42: The Question
What is the opposite of artist’s block?
This question has been popping up in my mind a lot lately, specifically because this is where I currently am. Lately I’ve felt so inspired, by EVERYTHING. The ideas and images have been racing through my mind, and I know if I could just reach up and grab them, I could fill up more pages in my ideas notebook. Then I could just flip a coin to pick something to draw or paint.
The problem is that I’m so inspired I can’t focus on anything long enough to fully think about and develop the idea or even write it down. Everything looks like a possible Soulprint topic. I see fantastic subjects everywhere, and I want to draw them all. It’s like I want to draw the entire world, experience the entire world, all at once.
I love what I do and what I’ve already made, but I realize now I have so much I want to express through my work that I haven’t even scratched the surface yet. I have this haunting feeling I may never be sated. I may never feel like I’ve expressed enough or shown enough. I will probably always have something I want to say about who I am and what I like and how I see the world.
It’s both disheartening and exhilarating, humbling and encouraging. This need to create is bigger than I am, and it drives me to seek out new experiences, to soak in everything the world has to offer, and to gush back out how I feel about it all.
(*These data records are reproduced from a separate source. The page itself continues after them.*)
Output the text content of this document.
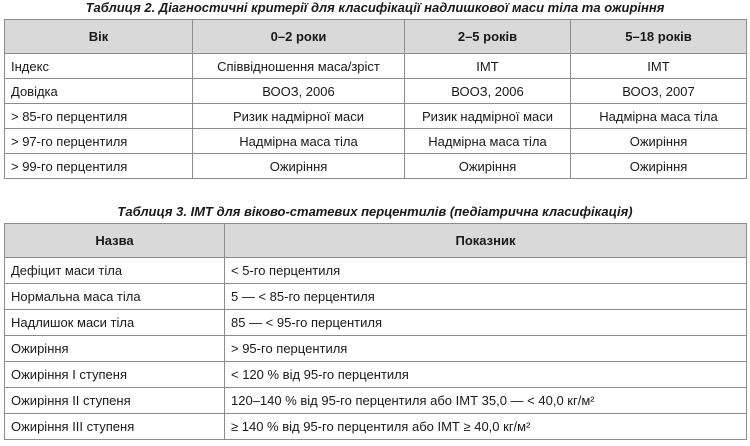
Таблиця 2. Діагностичні критерії для класифікації надлишкової маси тіла та ожиріння
Вік	0–2 роки	2–5 років	5–18 років
Індекс	Співвідношення маса/зріст	ІМТ	ІМТ
Довідка	ВООЗ, 2006	ВООЗ, 2006	ВООЗ, 2007
> 85-го перцентиля	Ризик надмірної маси	Ризик надмірної маси	Надмірна маса тіла
> 97-го перцентиля	Надмірна маса тіла	Надмірна маса тіла	Ожиріння
> 99-го перцентиля	Ожиріння	Ожиріння	Ожиріння
Таблиця 3. ІМТ для віково-статевих перцентилів (педіатрична класифікація)
Назва	Показник
Дефіцит маси тіла	< 5-го перцентиля
Нормальна маса тіла	5 — < 85-го перцентиля
Надлишок маси тіла	85 — < 95-го перцентиля
Ожиріння	> 95-го перцентиля
Ожиріння I ступеня	< 120 % від 95-го перцентиля
Ожиріння II ступеня	120–140 % від 95-го перцентиля або ІМТ 35,0 — < 40,0 кг/м²
Ожиріння III ступеня	≥ 140 % від 95-го перцентиля або ІМТ ≥ 40,0 кг/м²
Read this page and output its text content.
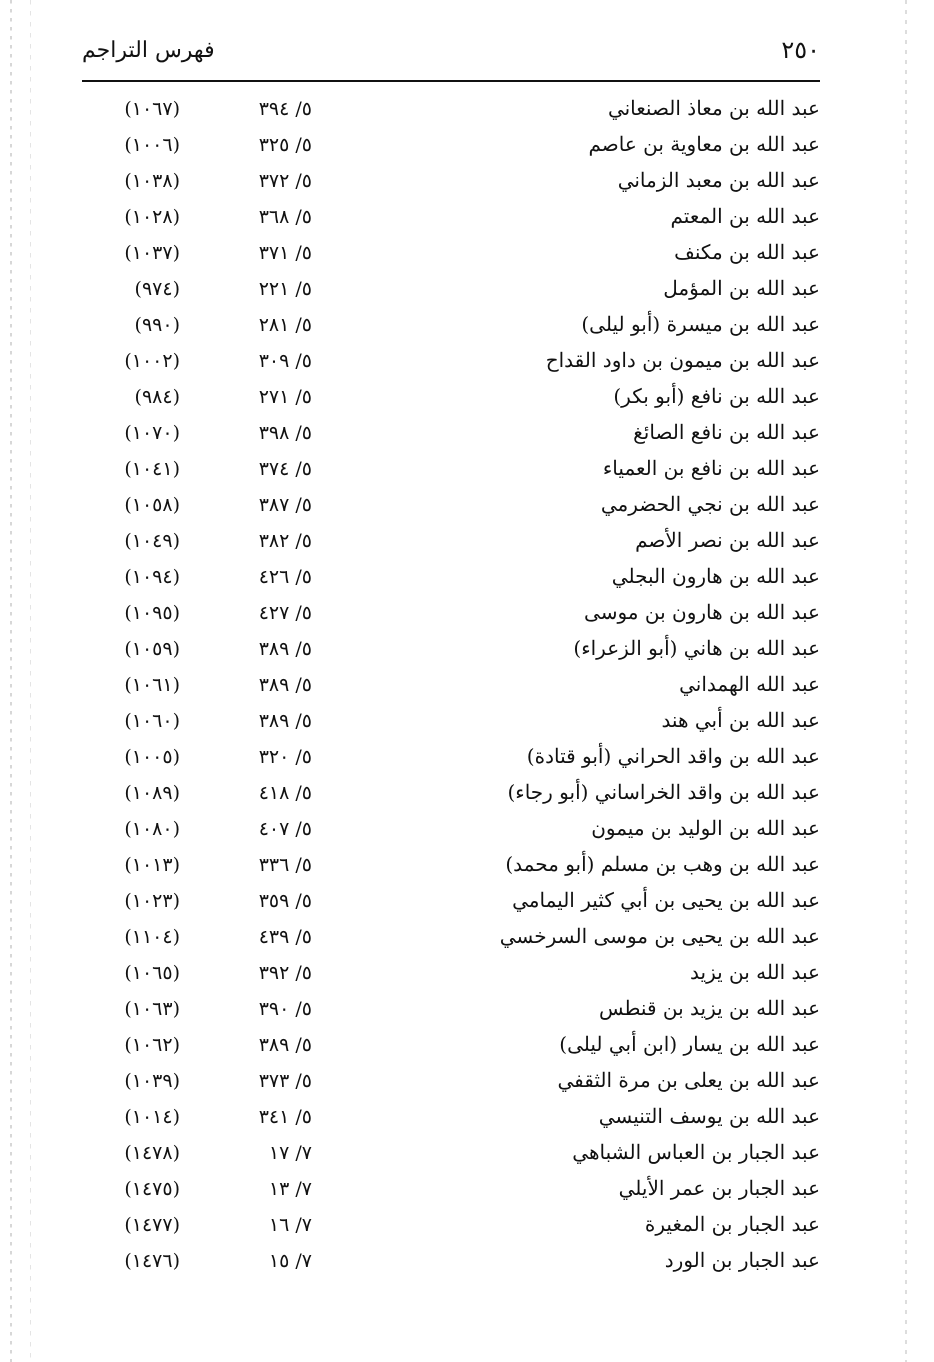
فهرس التراجم	٢٥٠
عبد الله بن معاذ الصنعاني
٥/ ٣٩٤
(١٠٦٧)
عبد الله بن معاوية بن عاصم
٥/ ٣٢٥
(١٠٠٦)
عبد الله بن معبد الزماني
٥/ ٣٧٢
(١٠٣٨)
عبد الله بن المعتم
٥/ ٣٦٨
(١٠٢٨)
عبد الله بن مكنف
٥/ ٣٧١
(١٠٣٧)
عبد الله بن المؤمل
٥/ ٢٢١
(٩٧٤)
عبد الله بن ميسرة (أبو ليلى)
٥/ ٢٨١
(٩٩٠)
عبد الله بن ميمون بن داود القداح
٥/ ٣٠٩
(١٠٠٢)
عبد الله بن نافع (أبو بكر)
٥/ ٢٧١
(٩٨٤)
عبد الله بن نافع الصائغ
٥/ ٣٩٨
(١٠٧٠)
عبد الله بن نافع بن العمياء
٥/ ٣٧٤
(١٠٤١)
عبد الله بن نجي الحضرمي
٥/ ٣٨٧
(١٠٥٨)
عبد الله بن نصر الأصم
٥/ ٣٨٢
(١٠٤٩)
عبد الله بن هارون البجلي
٥/ ٤٢٦
(١٠٩٤)
عبد الله بن هارون بن موسى
٥/ ٤٢٧
(١٠٩٥)
عبد الله بن هاني (أبو الزعراء)
٥/ ٣٨٩
(١٠٥٩)
عبد الله الهمداني
٥/ ٣٨٩
(١٠٦١)
عبد الله بن أبي هند
٥/ ٣٨٩
(١٠٦٠)
عبد الله بن واقد الحراني (أبو قتادة)
٥/ ٣٢٠
(١٠٠٥)
عبد الله بن واقد الخراساني (أبو رجاء)
٥/ ٤١٨
(١٠٨٩)
عبد الله بن الوليد بن ميمون
٥/ ٤٠٧
(١٠٨٠)
عبد الله بن وهب بن مسلم (أبو محمد)
٥/ ٣٣٦
(١٠١٣)
عبد الله بن يحيى بن أبي كثير اليمامي
٥/ ٣٥٩
(١٠٢٣)
عبد الله بن يحيى بن موسى السرخسي
٥/ ٤٣٩
(١١٠٤)
عبد الله بن يزيد
٥/ ٣٩٢
(١٠٦٥)
عبد الله بن يزيد بن قنطس
٥/ ٣٩٠
(١٠٦٣)
عبد الله بن يسار (ابن أبي ليلى)
٥/ ٣٨٩
(١٠٦٢)
عبد الله بن يعلى بن مرة الثقفي
٥/ ٣٧٣
(١٠٣٩)
عبد الله بن يوسف التنيسي
٥/ ٣٤١
(١٠١٤)
عبد الجبار بن العباس الشباهي
٧/ ١٧
(١٤٧٨)
عبد الجبار بن عمر الأيلي
٧/ ١٣
(١٤٧٥)
عبد الجبار بن المغيرة
٧/ ١٦
(١٤٧٧)
عبد الجبار بن الورد
٧/ ١٥
(١٤٧٦)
This is my mission as an artist, my spirituality, my Zen.
Some might call the opposite of artist’s block simply “inspiration,” but I don’t think that quite covers it. This is a kaleidoscope of inspiration, a prismatic, almost hallucinatory love of the universe and everything in it. Maybe this is just so wondrous it can’t be explained with words.
Maybe Douglas Adams was right.
Maybe “artist flood” would be appropriate? Although, I kind of wonder if it’s another form of artist block you’re dealing with? Makes me ponder “what is artist block?”. Is it the lack of ideas, or the lack of creating? In a way, couldn’t something get blocked up because too much is trying to get through?
I realize offering more questions might not exactly be helpful–just found the topic fun to think about. Good luck! I hope you get to creating soon!
Actually, I think more questions will end up meaning more answers. As you said, the topic is really fun to think about and analyze, and even though I’m in the thick of it, the analysis of this is really exciting to me.
I guess it could be artist’s block, or maybe even a different form of it. I’ve heard from other people that when they’re blocked they’re “uninspired,” but that isn’t where I am. I’m hyper-inspired and feeling more than a little like I can’t measure up. Now, the measuring up thing definitely sounds like the block I’ve heard other people talk about, but I don’t think that’s actually going to stop me. It’s odd but I think that will drive me to create more, even if I think the work doesn’t quite capture what I want to say, if I could ever figure out how to deal with this bottleneck of ideas in my head!
Btw I love the “artist’s flood” term!